As I explore in a recent WorkSpace Connect post, a culture of collaboration needs to be a cross-disciplinary effort. Yes, No Jitter readers, enterprise IT must absolutely be involved — but so too do HR and facilities/real estate. Creating a collaborative culture takes the convergence of thoughtful HR programs aimed at encouraging employee engagement with communications technology that enables collaborative work in office spaces that support such technology as well as foster positive, mindful experiences.
The good news, as I shared, is that corporate culture does seem to be surviving our grand WFH experience, pretty much intact. That’s what publisher Quartz and employee experience management firm Qualtrics discovered in a recent study of 2,100 adult workers in 11 countries, including the U.S. Among the respondents, 37% reported that their workplace culture had improved since the pandemic’s onset, with fewer than half of that (15%) saying culture declined. The remaining 48% indicated that they saw little change in company culture, as Quartz reported.

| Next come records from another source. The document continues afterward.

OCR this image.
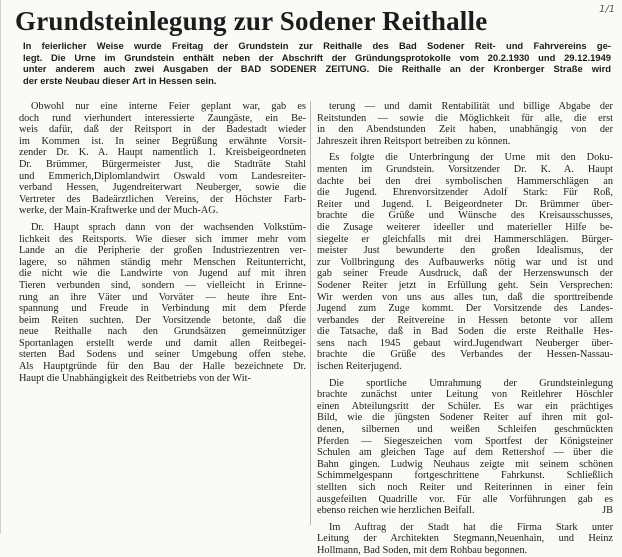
Grundsteinlegung zur Sodener Reithalle	1/1
In feierlicher Weise wurde Freitag der Grundstein zur Reithalle des Bad Sodener Reit- und Fahrvereins ge-
legt. Die Urne im Grundstein enthält neben der Abschrift der Gründungsprotokolle vom 20.2.1930 und 29.12.1949
unter anderem auch zwei Ausgaben der BAD SODENER ZEITUNG. Die Reithalle an der Kronberger Straße wird
der erste Neubau dieser Art in Hessen sein.
Obwohl nur eine interne Feier geplant war, gab es
doch rund vierhundert interessierte Zaungäste, ein Be-
weis dafür, daß der Reitsport in der Badestadt wieder
im Kommen ist. In seiner Begrüßung erwähnte Vorsit-
zender Dr. K. A. Haupt namentlich 1. Kreisbeigeordneten
Dr. Brümmer, Bürgermeister Just, die Stadträte Stahl
und Emmerich,Diplomlandwirt Oswald vom Landesreiter-
verband Hessen, Jugendreiterwart Neuberger, sowie die
Vertreter des Badeärztlichen Vereins, der Höchster Farb-
werke, der Main-Kraftwerke und der Much-AG.
Dr. Haupt sprach dann von der wachsenden Volkstüm-
lichkeit des Reitsports. Wie dieser sich immer mehr vom
Lande an die Peripherie der großen Industriezentren ver-
lagere, so nähmen ständig mehr Menschen Reitunterricht,
die nicht wie die Landwirte von Jugend auf mit ihren
Tieren verbunden sind, sondern — vielleicht in Erinne-
rung an ihre Väter und Vorväter — heute ihre Ent-
spannung und Freude in Verbindung mit dem Pferde
beim Reiten suchten. Der Vorsitzende betonte, daß die
neue Reithalle nach den Grundsätzen gemeinnütziger
Sportanlagen erstellt werde und damit allen Reitbegei-
sterten Bad Sodens und seiner Umgebung offen stehe.
Als Hauptgründe für den Bau der Halle bezeichnete Dr.
Haupt die Unabhängigkeit des Reitbetriebs von der Wit-
terung — und damit Rentabilität und billige Abgabe der
Reitstunden — sowie die Möglichkeit für alle, die erst
in den Abendstunden Zeit haben, unabhängig von der
Jahreszeit ihren Reitsport betreiben zu können.
Es folgte die Unterbringung der Urne mit den Doku-
menten im Grundstein. Vorsitzender Dr. K. A. Haupt
dachte bei den drei symbolischen Hammerschlägen an
die Jugend. Ehrenvorsitzender Adolf Stark: Für Roß,
Reiter und Jugend. I. Beigeordneter Dr. Brümmer über-
brachte die Grüße und Wünsche des Kreisausschusses,
die Zusage weiterer ideeller und materieller Hilfe be-
siegelte er gleichfalls mit drei Hammerschlägen. Bürger-
meister Just bewunderte den großen Idealismus, der
zur Vollbringung des Aufbauwerks nötig war und ist und
gab seiner Freude Ausdruck, daß der Herzenswunsch der
Sodener Reiter jetzt in Erfüllung geht. Sein Versprechen:
Wir werden von uns aus alles tun, daß die sporttreibende
Jugend zum Zuge kommt. Der Vorsitzende des Landes-
verbandes der Reitvereine in Hessen betonte vor allem
die Tatsache, daß in Bad Soden die erste Reithalle Hes-
sens nach 1945 gebaut wird.Jugendwart Neuberger über-
brachte die Grüße des Verbandes der Hessen-Nassau-
ischen Reiterjugend.
Die sportliche Umrahmung der Grundsteinlegung
brachte zunächst unter Leitung von Reitlehrer Höschler
einen Abteilungsritt der Schüler. Es war ein prächtiges
Bild, wie die jüngsten Sodener Reiter auf ihren mit gol-
denen, silbernen und weißen Schleifen geschmückten
Pferden — Siegeszeichen vom Sportfest der Königsteiner
Schulen am gleichen Tage auf dem Rettershof — über die
Bahn gingen. Ludwig Neuhaus zeigte mit seinem schönen
Schimmelgespann fortgeschrittene Fahrkunst. Schließlich
stellten sich noch Reiter und Reiterinnen in einer fein
ausgefeilten Quadrille vor. Für alle Vorführungen gab es
ebenso reichen wie herzlichen Beifall.	JB
Im Auftrag der Stadt hat die Firma Stark unter
Leitung der Architekten Stegmann,Neuenhain, und Heinz
Hollmann, Bad Soden, mit dem Rohbau begonnen.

While its research was purely quantitative, Quartz/Qualtrics shared a few ideas about why people might be registering improved cultural experiences outside of the office. They include:
  • Increased productivity (more, but shorter meetings)
  • Improved corporate communications, which makes employees more connected
  • More “intimacy” — i.e., the outgrown hair-dos and makeshift home-office spaces lead to a greater understanding of and empathy for colleagues
Naturally, as Quartz/Qualtrics found, people that rated corporate culture positively pre-pandemic were more likely to report a cultural improvement during this WFH period — and likewise on the flip side. A negative pre-COVID cultural rating was likely to signal that the respondent would see a decline in culture during this time, they reported.
A lot of this is intuitive, but the data does provide some reassurance. Continuing to sponsor values like collaboration shouldn’t go to the wayside with WFH.